On July 11, 2017, Cohen Milstein, on behalf of Plaintiff, Carlos Pelico Lopez, as the Personal Representative for the Estate of his deceased daughter, Y.A.P., filed a Second Amended Complaint against Defendants Heritage Square Agency, Howe, Inc., Yorktown Association, Inc., Georgetown Association, Inc., Howe, Inc., and Jamestown Association, Inc., for the drowning death of Plaintiff’s daughter that occurred on their property. This matter is set for trial starting October 29, 2018, in the Circuit Court of the 15th Judicial Circuit, Palm Beach County, Florida.

Case Background

On September 30, 2016, in the late afternoon, Y.A.P. drowned in an unsupervised, freely accessible pool that was owned, operated, and maintained by the Defendants. She and her friend, D.N., had just finished their homework at D.N.’s parents’ Jamestown apartment. At the pool, they met another friend, L.L. Despite not having a key to access the pool area, they were able to enter through an unlocked, unsecured gate. Despite the bad, stormy weather, the three children played for some time, engaging in horseplay, and pushing each other into the pool. Unfortunately, Y.A.P. could not swim.

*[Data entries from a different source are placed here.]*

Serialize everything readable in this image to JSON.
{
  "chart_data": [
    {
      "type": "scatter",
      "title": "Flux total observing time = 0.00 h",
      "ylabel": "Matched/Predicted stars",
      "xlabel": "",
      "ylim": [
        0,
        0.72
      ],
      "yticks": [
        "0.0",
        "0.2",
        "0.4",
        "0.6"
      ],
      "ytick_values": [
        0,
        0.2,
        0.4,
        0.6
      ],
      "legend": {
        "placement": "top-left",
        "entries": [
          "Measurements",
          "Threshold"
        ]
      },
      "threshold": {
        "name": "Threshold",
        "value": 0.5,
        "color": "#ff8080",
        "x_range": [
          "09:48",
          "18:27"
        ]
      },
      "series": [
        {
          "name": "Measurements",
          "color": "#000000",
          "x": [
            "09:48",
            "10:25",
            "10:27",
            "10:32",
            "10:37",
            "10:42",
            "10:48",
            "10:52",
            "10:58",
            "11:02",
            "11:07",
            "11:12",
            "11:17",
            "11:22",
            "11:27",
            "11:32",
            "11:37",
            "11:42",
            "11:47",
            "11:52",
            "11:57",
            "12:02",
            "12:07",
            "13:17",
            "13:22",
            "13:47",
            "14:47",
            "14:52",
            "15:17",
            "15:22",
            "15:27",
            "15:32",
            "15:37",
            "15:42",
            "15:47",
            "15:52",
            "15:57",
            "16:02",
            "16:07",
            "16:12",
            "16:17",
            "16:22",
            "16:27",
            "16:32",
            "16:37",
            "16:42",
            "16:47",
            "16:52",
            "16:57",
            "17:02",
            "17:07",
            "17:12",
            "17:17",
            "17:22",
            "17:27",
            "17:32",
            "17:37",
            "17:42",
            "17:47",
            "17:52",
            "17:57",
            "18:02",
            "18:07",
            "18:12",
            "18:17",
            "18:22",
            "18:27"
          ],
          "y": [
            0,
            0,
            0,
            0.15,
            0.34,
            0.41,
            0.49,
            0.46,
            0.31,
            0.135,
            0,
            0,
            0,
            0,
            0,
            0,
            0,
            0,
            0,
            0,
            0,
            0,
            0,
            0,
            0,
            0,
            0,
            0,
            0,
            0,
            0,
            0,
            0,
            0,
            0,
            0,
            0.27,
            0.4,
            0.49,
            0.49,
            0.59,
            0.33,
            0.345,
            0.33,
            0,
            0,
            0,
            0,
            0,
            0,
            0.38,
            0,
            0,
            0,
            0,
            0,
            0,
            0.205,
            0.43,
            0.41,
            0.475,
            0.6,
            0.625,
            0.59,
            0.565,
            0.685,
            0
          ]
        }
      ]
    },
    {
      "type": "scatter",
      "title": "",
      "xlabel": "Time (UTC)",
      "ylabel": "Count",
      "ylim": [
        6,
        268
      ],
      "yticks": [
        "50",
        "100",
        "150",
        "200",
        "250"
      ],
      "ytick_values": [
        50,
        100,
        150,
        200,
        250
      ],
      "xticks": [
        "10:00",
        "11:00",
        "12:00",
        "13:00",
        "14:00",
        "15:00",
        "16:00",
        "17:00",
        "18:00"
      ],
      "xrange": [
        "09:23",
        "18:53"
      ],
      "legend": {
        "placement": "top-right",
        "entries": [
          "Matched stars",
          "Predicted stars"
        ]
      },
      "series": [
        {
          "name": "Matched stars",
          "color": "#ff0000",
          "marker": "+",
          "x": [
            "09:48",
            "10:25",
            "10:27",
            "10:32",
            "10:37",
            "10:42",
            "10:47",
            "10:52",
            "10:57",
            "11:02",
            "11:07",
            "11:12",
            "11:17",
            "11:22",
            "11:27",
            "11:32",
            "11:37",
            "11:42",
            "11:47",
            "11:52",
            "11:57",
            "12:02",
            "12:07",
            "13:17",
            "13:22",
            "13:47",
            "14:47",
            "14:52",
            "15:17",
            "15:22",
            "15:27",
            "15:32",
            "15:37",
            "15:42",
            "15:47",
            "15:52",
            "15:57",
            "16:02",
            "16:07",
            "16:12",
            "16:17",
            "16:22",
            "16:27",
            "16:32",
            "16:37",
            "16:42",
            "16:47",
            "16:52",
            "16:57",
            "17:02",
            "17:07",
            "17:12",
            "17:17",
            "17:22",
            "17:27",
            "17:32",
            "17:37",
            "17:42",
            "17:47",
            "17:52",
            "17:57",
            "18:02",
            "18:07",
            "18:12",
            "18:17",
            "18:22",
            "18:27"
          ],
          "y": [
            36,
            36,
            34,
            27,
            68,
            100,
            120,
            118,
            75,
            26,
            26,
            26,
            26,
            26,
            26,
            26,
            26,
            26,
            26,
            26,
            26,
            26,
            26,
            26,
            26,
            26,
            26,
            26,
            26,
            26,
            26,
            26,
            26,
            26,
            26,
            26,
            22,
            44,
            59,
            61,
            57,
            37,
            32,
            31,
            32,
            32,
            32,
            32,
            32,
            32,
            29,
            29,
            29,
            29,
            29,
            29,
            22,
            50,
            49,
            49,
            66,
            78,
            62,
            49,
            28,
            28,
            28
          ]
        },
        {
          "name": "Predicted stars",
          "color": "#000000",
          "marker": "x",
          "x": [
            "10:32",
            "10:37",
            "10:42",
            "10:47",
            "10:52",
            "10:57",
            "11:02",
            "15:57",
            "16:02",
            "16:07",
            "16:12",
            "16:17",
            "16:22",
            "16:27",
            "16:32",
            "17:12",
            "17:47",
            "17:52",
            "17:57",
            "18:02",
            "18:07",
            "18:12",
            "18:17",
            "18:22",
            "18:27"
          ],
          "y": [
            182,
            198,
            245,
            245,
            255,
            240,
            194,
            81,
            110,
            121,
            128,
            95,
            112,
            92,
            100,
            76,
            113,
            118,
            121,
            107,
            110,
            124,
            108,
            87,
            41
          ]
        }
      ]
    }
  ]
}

Despite L.L.’s best efforts, he was not able to get Y.A.P. help in time. The safety hook and flotation device were partially hidden. The pool’s thick, colored safety line was in a closed storage closet. The Defendants had no one watching, attending, or supervising the pool, nor did they have anyone within earshot. The only help L.L. could find was a UPS driver who just happened to be delivering a package nearby. Tragically, by the time emergency crews arrived, Y.A.P. was unresponsive. The family removed her from life support the following day.

The Plaintiff contends that his daughter’s death was preventable. In Florida, an owner of a public pool has a duty to make sure that pool is reasonably safe, including controlling access to the pool by minors. For instance, Chapter 64E-9 of Florida’s Administrative Code requires all public pools to have an “effective barrier,” which means an alarm and/or key lock or self-locking doors and gates. The American National Standard for Public Swimming Pools requires that for pools not staffed by lifeguards or attendants that persons use a physical key or key card to enter. Here, the Defendants violated these and many other important safety rules.

Through this lawsuit the Plaintiff intends to hold the Defendants accountable for the death of his daughter and is seeking to be made whole from the harms, losses, and damages that was caused by their negligence.

The case is Pelico v. Yorktown Association Inc., Case No. 5 0-2017-CA-002941-XXXX,  in the Circuit Court of the 15th Judicial Circuit in and for Palm Beach County, Florida.